Comments on Frogpond, Summer 2003
I wrote the following comments in August 2003 about selected poems from Frogpond 26:2, Summer 2003.
Comments on selected poems from the summer 2003 issue of Frogpond:
first spring day
the chatter
of the Starbucks staff
Pamela Miller Ness, p. 8
This poem somehow conveys sparrows in the second line, yet twists that with the surprise of the third line. Also, this may not be the actual first day of spring by the calendar. More likely it’s the first spring-like day, thus the increased energy of the coffee shop baristas.
Crescent moon—
the white claw of a crab
washes ashore
Edward Zuk, p. 12
Ed’s poem may seem rather simple at first glance. But there’s more to it than just the echo of the moon’s shape in the shape of the crab’s white claw. Rather, there’s a greater unity here, in that the tide has washed the crab’s claw onto the beach, and the tide, of course, is caused by the moon.
late summer
black men spreading tar
on the side road
Lenard D. Moore, p. 18
Something about this poem raises my attention. Is it the word “black”? Or is it the word “side”? Or is it that we wonder about both—and the possible correlation? Either way, we can feel the heat and smell the tar. And then perhaps we notice that the word “men” is plural and wonder why all the men tarring this road are black.

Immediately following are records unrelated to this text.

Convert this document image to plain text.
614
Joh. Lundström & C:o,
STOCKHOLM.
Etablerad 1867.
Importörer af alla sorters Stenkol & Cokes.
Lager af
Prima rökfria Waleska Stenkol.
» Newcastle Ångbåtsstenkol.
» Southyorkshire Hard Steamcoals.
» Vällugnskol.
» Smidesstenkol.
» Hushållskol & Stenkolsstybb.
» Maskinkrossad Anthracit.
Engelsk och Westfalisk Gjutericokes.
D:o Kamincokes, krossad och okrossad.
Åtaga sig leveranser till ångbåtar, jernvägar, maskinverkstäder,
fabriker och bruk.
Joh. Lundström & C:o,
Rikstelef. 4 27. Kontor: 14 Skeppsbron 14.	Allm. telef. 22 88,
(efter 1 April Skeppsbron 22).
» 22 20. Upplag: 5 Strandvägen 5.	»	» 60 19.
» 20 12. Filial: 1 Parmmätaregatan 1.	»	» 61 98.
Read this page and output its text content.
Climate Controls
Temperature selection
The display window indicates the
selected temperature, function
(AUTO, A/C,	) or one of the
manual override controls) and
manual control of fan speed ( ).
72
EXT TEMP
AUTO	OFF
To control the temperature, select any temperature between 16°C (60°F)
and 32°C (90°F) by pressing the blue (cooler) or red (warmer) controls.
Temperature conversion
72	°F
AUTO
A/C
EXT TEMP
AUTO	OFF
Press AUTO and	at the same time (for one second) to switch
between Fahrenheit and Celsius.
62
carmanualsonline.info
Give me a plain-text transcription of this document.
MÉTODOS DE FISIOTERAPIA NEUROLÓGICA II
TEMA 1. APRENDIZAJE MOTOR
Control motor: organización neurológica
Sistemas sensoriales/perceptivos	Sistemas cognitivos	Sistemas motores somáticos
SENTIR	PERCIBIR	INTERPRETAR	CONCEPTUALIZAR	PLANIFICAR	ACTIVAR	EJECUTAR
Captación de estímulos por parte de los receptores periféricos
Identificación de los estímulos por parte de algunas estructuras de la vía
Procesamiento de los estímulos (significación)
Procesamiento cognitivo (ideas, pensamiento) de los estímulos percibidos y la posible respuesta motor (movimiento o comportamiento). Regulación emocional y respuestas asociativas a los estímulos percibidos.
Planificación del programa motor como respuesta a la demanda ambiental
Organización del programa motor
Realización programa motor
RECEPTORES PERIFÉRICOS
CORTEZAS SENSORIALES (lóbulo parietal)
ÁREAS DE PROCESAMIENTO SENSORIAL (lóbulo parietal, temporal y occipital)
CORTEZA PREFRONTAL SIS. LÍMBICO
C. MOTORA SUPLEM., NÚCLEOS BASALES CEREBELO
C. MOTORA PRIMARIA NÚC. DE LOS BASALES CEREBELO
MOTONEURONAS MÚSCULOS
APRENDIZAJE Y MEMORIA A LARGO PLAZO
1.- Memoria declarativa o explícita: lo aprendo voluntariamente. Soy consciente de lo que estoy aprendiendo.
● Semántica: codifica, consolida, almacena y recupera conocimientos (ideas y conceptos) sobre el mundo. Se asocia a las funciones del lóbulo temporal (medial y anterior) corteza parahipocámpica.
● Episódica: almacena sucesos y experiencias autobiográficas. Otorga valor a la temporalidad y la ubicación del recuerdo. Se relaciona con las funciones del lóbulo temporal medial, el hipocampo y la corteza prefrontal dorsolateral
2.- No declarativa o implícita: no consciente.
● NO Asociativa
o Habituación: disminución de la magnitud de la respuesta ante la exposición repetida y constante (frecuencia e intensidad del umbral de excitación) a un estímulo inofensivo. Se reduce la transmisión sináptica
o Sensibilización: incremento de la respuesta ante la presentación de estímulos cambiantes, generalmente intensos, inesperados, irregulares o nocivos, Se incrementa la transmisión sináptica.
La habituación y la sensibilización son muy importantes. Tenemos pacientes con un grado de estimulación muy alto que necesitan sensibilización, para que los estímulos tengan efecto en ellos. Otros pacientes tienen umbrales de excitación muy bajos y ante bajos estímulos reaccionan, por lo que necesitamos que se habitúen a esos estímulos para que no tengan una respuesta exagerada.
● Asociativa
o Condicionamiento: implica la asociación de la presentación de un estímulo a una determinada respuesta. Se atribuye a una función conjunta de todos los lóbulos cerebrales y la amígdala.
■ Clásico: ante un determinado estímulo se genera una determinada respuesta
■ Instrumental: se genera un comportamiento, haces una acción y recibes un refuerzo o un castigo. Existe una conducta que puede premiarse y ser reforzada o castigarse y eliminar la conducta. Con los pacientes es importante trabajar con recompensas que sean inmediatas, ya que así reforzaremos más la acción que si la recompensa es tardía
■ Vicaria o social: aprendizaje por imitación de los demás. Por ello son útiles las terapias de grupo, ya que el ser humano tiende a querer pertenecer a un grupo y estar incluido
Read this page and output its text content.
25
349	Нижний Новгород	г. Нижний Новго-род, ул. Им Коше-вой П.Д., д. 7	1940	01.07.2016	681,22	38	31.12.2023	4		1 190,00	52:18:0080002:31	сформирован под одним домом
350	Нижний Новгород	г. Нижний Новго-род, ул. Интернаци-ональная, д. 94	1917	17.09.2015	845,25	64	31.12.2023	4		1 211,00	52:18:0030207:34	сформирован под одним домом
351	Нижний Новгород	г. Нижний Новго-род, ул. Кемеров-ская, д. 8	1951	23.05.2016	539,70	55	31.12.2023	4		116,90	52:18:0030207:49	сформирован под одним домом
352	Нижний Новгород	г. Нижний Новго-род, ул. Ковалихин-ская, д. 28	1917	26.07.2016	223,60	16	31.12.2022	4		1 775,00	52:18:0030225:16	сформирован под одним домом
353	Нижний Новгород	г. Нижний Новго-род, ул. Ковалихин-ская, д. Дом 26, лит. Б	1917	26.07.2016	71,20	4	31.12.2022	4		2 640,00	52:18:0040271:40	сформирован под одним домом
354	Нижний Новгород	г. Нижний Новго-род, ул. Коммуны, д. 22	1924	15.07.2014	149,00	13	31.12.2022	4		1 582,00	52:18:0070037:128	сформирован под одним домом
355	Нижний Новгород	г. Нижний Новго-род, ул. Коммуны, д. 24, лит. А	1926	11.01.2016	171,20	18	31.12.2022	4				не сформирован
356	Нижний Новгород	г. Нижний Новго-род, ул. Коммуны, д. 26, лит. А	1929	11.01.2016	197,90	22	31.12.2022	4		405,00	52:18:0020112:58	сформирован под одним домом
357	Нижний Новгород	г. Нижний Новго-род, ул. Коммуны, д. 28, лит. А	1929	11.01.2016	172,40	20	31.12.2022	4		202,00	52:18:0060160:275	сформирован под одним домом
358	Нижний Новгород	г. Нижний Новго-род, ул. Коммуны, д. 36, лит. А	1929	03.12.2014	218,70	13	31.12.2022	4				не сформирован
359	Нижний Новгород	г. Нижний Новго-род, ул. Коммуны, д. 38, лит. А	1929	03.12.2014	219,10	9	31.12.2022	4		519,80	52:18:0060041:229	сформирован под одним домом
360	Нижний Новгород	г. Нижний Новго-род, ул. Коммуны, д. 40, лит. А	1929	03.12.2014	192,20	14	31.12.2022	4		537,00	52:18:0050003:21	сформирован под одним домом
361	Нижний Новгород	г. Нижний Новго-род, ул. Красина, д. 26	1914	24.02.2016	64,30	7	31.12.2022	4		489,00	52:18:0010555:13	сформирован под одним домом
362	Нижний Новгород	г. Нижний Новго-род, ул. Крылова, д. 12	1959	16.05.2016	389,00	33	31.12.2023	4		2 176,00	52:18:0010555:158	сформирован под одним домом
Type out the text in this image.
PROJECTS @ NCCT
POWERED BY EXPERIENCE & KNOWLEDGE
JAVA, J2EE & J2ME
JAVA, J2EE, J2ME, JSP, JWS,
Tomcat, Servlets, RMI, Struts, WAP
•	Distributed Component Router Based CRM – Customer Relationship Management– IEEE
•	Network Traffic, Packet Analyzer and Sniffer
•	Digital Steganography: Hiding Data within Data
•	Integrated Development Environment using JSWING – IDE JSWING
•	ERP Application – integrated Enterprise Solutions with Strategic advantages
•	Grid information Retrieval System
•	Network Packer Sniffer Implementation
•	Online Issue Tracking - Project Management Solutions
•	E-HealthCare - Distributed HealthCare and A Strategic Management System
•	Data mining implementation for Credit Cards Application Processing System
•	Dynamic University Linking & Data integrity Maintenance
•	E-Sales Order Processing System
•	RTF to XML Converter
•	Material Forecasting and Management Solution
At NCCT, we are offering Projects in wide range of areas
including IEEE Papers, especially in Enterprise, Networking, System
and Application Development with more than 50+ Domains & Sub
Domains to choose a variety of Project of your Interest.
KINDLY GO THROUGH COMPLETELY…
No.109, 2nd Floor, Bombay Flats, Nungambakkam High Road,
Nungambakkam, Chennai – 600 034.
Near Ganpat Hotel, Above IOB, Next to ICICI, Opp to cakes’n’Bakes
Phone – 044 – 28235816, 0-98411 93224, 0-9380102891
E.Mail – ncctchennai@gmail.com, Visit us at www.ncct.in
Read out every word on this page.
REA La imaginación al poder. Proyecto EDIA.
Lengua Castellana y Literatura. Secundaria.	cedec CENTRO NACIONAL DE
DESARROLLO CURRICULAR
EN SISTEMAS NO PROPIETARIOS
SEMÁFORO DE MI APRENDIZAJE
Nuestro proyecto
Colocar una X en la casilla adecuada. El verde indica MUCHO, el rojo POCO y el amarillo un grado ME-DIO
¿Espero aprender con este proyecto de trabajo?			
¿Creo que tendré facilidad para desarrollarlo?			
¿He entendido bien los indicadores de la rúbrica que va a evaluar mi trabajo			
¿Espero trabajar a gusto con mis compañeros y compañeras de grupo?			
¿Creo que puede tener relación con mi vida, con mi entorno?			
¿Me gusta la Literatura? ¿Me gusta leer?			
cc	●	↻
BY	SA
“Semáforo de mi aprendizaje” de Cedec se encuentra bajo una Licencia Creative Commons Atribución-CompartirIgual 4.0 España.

Perhaps they are blackened by the task at hand, but then again, perhaps not, and we are left to wonder about race, economics, and even perhaps slavery.
school letting out
a muskrat scurries
back to the water
Tom Clausen, p. 21
There’s some karumi (lightness) to this poem. The lightness isn’t just with the topic and its humour, but the more important way that the poet has touched his topic “lightly”—without manhandling it. Indeed, the poem reads effortlessly, recreating a simple observation. Yet the observation is not mere cause and effect, but perhaps, on an interpretive level, symbolic of the adult world sometimes avoiding the noise and mischief of schoolchildren.
winter sun
the patina of small scratches
on a dinner plate
Peggy Willis Lyles, p. 25
Whether Peggy intended it or not, this poem brings to mind, for me, Anita Virgil’s “a phoebe’s cry . . . / the blue shadows / on the dinner plates.” The similarity of the last line makes Lyles’ poem what I’ve been calling “déjà-ku”—a poem that alludes to or repeats part of another haiku (usually well known). In this case, Lyles’ dinner plates become blue, at least for me, and the poem grows because of my memory of the Virgil poem.
no ears
on my shadow—
winter quiet
Mark Cunningham, p. 25
This poem is deceptively simply, yet shows a fresh observation of the haziness of a winter day, the indistinct shadows somehow echoed by the day’s quietness. The greater unity of the poem is that the time of year has “removed” the person’s ears, so no wonder it seems quiet.
moon
under
ice
where the divers have stopped
searching
Judson Evans, p. 26
There’s a chill and depth to this five-line poem. The last word punches the reader with sadness.
Easter Sunday:
the astonished looks on all
the bowling balls
Patrick Sweeney, p. 31
Patrick’s poem is not just an amusing anthropomorphic look at bowling balls, but a deft juxtaposition with Easter and the astonishment at the resurrection of Jesus.
crowded mall
water magnifies a goldfish
in a plastic bag
Peggy Willis Lyles, p. 33
In this poem not only do we see the goldfish in an comical way, but ourselves, too, for perhaps we are all in a goldfish bowl—magnified and on display—when we visit a shopping mall. Or at the very least, while shopping, we’re often wide-eyed.
at the fair
two didgeridoo players
swap email addresses
Catherine Bullock, p. 41
This poem amuses us not just because it evokes human nature but for the contrast between old and new, between cultural artifacts separated by both a symbolic and perhaps literal ocean.